Kerry was part of the centrist Democrat coalition who, working with Republicans, balanced the budget, put welfare recipients to work, expanded the number of Americans with health insurance, reduced poverty and produced unprecedented economic growth.

In 1985, Kerry voted for the Gramm-Rudman-Hollings balanced-budget act, and he voted again in the '90s to constrain spending. Kerry's record backs up his promise to "pay as we go" and trim the deficit.

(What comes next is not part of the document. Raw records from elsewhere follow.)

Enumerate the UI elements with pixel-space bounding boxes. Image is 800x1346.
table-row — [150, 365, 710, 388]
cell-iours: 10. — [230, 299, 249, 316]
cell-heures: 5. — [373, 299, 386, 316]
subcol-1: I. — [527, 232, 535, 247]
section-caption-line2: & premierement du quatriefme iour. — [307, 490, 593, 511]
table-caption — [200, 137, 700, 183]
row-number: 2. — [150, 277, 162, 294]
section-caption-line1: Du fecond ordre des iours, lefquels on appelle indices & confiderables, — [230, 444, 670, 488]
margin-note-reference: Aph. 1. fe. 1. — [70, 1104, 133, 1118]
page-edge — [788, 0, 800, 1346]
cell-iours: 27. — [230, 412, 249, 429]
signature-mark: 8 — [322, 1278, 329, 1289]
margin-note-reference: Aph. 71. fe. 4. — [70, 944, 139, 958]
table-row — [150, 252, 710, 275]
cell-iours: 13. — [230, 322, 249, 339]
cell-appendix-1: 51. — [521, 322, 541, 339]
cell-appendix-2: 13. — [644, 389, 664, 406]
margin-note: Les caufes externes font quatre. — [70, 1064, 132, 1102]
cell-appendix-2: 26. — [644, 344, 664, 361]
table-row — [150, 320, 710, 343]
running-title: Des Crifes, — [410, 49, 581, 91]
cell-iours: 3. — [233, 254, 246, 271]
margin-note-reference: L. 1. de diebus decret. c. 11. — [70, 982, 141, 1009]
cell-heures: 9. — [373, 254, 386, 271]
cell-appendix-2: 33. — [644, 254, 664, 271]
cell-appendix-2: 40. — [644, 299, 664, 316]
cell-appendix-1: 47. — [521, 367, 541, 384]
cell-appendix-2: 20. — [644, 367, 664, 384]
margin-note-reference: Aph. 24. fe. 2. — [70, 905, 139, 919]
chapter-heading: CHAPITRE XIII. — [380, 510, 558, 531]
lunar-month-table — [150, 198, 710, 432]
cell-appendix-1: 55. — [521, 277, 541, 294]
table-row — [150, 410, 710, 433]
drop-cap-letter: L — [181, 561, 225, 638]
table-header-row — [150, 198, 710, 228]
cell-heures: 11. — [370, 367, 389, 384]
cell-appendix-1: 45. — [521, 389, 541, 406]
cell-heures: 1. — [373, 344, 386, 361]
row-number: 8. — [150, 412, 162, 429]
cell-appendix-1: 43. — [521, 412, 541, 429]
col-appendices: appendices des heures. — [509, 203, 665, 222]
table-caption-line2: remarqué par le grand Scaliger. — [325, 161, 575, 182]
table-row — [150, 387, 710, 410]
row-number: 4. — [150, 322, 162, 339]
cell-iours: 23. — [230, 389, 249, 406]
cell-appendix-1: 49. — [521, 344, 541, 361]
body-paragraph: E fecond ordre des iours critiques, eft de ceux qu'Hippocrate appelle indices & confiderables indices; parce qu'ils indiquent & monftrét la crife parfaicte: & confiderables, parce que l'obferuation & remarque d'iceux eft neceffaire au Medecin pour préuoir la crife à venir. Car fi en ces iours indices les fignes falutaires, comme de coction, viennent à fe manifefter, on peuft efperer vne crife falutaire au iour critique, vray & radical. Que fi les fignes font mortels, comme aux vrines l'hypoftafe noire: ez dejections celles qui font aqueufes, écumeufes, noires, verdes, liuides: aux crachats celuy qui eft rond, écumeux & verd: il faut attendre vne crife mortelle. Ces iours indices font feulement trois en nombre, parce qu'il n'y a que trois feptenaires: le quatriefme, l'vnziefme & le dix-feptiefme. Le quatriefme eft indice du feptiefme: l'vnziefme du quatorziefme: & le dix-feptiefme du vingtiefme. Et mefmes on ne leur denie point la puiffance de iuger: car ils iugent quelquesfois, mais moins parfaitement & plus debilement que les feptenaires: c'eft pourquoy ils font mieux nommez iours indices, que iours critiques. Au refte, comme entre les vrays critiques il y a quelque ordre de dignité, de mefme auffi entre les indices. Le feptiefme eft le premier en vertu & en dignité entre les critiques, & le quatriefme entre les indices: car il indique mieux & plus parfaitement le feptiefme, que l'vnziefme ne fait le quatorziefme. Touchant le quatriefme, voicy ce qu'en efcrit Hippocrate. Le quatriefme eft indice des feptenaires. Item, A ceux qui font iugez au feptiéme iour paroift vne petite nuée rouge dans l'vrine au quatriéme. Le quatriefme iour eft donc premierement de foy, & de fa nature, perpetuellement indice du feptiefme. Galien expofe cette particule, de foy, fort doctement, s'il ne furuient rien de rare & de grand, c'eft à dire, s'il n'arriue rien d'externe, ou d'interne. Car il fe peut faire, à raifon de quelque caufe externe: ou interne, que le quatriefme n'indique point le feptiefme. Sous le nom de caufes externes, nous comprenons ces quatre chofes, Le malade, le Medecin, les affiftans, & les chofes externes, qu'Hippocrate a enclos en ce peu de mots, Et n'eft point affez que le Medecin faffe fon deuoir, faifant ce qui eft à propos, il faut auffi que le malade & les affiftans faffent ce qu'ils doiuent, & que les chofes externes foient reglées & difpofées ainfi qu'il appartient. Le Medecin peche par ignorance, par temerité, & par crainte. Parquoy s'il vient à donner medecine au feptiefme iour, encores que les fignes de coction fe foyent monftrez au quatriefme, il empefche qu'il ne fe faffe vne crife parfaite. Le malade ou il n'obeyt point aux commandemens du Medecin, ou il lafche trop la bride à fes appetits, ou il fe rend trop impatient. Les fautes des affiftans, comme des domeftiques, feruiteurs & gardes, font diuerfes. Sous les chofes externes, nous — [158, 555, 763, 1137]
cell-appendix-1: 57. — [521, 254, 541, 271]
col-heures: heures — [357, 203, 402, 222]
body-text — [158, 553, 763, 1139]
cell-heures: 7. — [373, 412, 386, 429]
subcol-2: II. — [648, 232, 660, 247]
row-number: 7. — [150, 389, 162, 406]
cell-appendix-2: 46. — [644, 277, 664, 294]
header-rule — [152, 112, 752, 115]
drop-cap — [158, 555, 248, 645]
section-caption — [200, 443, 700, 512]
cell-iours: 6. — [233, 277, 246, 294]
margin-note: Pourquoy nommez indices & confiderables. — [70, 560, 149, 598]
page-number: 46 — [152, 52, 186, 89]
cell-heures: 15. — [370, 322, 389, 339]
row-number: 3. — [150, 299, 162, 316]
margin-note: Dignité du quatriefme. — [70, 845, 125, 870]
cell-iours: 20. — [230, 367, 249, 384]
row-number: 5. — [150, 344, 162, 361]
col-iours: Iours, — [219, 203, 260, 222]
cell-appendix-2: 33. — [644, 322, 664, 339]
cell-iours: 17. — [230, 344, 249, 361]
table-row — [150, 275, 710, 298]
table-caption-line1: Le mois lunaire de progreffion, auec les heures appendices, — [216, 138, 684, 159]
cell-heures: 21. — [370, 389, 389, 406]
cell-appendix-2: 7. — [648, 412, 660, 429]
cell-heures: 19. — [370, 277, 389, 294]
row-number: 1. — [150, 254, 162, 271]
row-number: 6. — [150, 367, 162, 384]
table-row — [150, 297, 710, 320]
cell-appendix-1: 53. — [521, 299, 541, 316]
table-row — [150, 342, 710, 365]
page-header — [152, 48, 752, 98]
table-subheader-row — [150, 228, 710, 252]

In 1859, the English philosopher, John Stuart Mills warned about the "tyranny of the majority." His words today echo every more importantly as we examine the current trends in America:
Like other tyrannies, the tyranny of the majority was at first, and is still vulgarly, held in dread, chiefly as operating through the acts of the public authorities. But reflecting persons perceived that when society is itself the tyrant — society collectively over the separate individuals who compose it — its means of tyrannizing are not restricted to the acts which it may do by the hands of its political functionaries. Society can and does execute its own mandates; and if it issues wrong mandates instead of right, or any mandates at all in things with which it ought not to meddle, it practices a social tyranny more formidable than many kinds of political oppression, since, though not usually upheld by such extreme penalties, it leaves fewer means of escape, penetrating much more deeply into the details of life, and enslaving the soul itself. Protection, therefore, against the tyranny of the magistrate is not enough; there needs protection also against the tyranny of the prevailing opinion and feeling, against the tendency of society to impose, by other means than civil penalties, its own ideas and practices as rules of conduct on those who dissent from them; to fetter the development and, if possible, prevent the formation of any individuality not in harmony with its ways, and compel all characters to fashion themselves upon the model of its own. There is a limit to the legitimate interference of collective opinion with individual independence; and to find that limit, and maintain it against encroachment, is as indispensable to a good condition of human affairs as protection against political despotism. — On Liberty, The Library of Liberal Arts edition, p.7.
John Kerry, our nation needs a leader who understands Freedom and the cost of defending it. We needed you in 2004, and need you more for 2008!